Making a Roman Imperial Estate in Italy
A new book from Professor Maureen Carroll and team sheds light on how the Roman Emperor set up a vast agricultural estate.
This volume presents the excavations and analysis of material remains at Vagnari which have enabled a detailed and precise phasing of this rural settlement in southeast Italy, both in the late Republican period in the 2nd and 1st centuries BC, when it was established on land leased from the Roman state after Rome's conquest of the region, and in the early 1st century AD, when it became the hub (vicus) of a vast agricultural estate owned by the emperor himself.

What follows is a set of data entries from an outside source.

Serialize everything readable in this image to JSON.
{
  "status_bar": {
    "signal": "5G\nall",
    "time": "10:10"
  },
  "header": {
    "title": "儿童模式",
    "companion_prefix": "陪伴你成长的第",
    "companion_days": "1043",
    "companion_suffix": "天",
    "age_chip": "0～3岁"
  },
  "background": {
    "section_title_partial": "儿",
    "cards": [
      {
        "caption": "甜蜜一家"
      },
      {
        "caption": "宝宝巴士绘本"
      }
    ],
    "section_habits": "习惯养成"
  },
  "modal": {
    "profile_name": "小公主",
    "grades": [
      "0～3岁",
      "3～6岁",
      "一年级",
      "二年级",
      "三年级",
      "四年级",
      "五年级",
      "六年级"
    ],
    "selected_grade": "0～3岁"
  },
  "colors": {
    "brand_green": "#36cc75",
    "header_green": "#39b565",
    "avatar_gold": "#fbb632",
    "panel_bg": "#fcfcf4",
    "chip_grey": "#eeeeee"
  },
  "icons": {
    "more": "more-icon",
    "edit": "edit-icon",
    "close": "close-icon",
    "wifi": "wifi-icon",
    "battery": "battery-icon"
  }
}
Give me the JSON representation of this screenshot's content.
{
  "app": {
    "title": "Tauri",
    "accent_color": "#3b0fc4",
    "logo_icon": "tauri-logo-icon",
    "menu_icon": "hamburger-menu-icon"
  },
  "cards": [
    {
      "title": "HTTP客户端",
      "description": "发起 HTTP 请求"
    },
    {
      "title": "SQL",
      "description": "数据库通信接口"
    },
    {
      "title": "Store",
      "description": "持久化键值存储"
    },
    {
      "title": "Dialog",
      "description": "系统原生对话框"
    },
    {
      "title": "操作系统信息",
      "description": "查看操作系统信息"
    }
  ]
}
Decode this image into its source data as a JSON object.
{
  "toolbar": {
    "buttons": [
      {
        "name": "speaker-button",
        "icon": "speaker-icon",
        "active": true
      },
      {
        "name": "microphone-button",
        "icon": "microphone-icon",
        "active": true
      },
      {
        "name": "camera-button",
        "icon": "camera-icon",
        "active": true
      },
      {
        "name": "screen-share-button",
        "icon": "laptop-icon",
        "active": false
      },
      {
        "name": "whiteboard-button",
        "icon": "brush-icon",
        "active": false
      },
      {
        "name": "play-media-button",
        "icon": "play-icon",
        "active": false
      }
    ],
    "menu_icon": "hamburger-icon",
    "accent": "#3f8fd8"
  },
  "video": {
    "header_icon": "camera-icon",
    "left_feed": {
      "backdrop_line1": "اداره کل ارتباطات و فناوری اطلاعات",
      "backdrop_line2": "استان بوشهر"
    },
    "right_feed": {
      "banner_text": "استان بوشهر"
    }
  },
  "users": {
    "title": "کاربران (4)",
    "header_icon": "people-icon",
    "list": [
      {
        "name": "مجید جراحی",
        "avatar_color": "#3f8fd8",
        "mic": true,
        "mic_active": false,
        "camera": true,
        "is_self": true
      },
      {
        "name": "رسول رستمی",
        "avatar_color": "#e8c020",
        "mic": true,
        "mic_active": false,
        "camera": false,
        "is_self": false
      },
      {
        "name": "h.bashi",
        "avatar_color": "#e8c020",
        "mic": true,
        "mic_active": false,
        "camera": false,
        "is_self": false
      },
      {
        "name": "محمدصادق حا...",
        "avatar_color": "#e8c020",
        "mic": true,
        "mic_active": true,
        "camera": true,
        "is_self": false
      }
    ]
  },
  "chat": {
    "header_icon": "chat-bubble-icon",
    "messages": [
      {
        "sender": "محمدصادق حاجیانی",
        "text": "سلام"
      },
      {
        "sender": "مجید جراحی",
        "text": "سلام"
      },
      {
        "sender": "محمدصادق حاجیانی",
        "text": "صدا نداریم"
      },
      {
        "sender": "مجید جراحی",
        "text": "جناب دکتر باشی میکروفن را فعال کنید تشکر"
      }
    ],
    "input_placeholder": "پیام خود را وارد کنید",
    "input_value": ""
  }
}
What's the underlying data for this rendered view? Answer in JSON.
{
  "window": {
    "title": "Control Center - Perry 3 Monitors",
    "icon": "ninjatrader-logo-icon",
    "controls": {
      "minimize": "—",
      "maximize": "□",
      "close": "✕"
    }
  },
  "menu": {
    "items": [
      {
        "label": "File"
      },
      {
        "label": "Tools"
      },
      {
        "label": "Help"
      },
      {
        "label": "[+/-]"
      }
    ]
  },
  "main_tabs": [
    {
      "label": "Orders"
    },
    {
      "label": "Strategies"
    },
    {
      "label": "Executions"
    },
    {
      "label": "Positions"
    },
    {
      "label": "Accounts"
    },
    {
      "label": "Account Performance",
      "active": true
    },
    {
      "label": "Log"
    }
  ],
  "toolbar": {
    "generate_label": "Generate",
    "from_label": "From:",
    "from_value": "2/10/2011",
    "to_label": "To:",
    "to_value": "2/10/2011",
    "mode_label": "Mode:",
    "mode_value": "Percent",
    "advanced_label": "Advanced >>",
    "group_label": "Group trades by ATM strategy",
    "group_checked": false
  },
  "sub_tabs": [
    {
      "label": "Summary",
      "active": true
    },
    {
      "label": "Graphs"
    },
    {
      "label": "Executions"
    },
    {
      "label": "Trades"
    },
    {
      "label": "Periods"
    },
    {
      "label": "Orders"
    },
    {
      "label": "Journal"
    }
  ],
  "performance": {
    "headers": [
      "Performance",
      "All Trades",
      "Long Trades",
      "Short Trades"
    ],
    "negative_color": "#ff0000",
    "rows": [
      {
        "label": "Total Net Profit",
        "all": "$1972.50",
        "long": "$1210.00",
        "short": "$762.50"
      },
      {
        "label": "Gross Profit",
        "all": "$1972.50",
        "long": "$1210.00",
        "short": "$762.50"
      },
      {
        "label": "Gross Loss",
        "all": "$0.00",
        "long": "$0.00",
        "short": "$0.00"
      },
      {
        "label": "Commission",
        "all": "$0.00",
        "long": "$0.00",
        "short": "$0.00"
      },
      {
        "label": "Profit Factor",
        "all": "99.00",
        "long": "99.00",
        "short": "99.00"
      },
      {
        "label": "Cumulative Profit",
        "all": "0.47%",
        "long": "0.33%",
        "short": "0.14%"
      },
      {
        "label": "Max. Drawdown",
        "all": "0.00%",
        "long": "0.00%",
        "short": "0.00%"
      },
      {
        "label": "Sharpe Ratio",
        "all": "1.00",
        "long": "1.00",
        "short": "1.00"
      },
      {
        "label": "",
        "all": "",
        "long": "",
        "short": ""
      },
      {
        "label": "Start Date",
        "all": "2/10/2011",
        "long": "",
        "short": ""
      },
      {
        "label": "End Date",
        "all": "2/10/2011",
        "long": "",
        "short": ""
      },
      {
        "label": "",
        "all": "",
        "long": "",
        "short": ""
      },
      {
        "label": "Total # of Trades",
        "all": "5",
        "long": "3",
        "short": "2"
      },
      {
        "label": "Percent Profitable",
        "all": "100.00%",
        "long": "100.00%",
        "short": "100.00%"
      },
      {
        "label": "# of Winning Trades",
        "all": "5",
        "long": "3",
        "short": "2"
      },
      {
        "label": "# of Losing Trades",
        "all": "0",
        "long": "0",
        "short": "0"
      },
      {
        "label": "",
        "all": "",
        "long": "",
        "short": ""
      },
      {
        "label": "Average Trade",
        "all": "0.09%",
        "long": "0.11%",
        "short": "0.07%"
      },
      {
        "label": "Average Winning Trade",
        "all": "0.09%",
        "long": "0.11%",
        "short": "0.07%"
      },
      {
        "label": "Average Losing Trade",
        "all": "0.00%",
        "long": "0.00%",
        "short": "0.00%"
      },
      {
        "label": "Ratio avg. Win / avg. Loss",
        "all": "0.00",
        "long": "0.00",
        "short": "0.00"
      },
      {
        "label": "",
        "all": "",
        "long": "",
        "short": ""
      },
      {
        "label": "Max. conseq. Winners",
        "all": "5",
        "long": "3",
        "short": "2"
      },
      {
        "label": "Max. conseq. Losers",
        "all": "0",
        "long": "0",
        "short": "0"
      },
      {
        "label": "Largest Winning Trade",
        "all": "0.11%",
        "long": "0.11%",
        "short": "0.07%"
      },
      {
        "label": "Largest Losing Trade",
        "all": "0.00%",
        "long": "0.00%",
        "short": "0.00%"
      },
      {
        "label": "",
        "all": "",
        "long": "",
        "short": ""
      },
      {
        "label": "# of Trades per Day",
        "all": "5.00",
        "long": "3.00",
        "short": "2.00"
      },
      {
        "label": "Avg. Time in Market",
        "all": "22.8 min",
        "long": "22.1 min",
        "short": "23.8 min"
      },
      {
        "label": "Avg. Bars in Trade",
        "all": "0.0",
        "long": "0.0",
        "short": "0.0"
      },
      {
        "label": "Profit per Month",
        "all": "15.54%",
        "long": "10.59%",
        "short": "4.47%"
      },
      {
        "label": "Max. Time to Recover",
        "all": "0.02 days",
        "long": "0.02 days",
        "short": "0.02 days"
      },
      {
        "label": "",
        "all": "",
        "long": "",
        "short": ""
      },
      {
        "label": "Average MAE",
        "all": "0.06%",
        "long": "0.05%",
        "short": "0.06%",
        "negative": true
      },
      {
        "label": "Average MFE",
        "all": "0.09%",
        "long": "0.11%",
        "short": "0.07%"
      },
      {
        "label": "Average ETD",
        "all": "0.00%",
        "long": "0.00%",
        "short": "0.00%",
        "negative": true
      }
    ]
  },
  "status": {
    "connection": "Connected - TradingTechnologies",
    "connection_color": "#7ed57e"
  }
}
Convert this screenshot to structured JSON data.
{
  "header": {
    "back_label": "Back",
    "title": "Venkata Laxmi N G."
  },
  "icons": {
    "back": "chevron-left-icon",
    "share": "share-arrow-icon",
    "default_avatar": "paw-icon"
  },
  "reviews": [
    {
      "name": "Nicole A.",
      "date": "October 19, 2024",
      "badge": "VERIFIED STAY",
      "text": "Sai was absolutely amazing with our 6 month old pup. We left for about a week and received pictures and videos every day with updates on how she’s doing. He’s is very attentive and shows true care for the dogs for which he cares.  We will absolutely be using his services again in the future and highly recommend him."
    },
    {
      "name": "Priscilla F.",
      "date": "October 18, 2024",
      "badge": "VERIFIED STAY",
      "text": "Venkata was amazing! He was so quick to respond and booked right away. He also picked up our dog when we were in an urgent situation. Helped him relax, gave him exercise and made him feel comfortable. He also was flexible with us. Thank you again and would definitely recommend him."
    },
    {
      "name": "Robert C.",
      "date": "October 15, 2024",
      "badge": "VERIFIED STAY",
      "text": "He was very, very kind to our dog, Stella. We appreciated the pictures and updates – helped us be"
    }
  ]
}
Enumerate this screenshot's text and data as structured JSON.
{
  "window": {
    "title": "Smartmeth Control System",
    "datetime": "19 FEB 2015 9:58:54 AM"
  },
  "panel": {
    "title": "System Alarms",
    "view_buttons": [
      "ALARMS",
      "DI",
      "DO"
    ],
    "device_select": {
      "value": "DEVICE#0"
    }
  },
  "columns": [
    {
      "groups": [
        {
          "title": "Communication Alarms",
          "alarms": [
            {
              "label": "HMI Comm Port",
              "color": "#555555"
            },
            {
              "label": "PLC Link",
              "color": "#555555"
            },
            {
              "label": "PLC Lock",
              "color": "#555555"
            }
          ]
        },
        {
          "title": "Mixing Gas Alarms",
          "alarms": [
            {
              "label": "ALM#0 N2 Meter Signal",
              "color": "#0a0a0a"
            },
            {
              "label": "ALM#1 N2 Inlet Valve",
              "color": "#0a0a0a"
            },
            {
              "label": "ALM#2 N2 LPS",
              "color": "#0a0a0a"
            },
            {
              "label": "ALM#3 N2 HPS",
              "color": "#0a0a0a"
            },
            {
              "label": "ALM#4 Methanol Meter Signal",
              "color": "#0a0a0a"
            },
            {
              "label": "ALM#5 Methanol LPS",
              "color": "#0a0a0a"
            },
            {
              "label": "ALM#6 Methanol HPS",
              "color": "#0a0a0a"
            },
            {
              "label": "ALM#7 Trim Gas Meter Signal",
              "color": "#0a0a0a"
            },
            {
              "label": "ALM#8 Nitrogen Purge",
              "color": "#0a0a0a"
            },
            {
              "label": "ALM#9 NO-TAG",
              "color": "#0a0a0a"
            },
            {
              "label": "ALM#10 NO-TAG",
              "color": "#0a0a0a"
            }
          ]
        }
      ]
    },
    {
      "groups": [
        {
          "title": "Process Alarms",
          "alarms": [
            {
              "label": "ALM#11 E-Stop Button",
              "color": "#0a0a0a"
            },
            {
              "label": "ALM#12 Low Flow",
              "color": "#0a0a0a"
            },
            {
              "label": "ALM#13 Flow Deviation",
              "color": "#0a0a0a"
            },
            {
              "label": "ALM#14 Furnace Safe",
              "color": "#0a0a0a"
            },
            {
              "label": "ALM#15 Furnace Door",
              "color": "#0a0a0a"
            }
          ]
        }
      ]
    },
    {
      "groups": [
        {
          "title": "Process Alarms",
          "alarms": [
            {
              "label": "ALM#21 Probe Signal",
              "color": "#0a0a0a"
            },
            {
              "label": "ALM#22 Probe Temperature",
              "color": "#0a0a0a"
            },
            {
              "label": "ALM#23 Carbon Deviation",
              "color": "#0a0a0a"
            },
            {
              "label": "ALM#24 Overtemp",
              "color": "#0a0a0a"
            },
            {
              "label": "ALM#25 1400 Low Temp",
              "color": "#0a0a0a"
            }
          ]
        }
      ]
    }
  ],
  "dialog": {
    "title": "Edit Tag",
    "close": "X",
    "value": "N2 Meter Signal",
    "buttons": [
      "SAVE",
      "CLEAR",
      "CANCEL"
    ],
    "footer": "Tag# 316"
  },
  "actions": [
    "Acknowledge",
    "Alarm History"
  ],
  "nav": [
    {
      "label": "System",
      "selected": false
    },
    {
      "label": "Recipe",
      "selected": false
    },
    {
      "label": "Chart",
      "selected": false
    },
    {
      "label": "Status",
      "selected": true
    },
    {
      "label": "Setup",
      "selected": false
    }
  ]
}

The discussion of the 2012-2019 investigations includes an overview of all buildings and other features according to the phases of settlement to which they belong. Several chapters are devoted to specialist reports and discussions on all categories of the material culture and environmental material retrieved at Vagnari.
The book addresses a range of crucial questions concerning the nature of activity at the estate and the changes in population in the transitional period from the late Republic to the early Empire.
It also maps the development of the vicus in the 2nd and 3rd centuries AD, shaping our understanding of the diversity and the mechanics of the imperial economy and the role of the vicus and its inhabitants in generating revenues for the emperor.
By contextualising the estate in its landscape and exploring its economic and social impact on Apulia and beyond, this archaeological research gives us valuable insight into the making of a Roman imperial estate.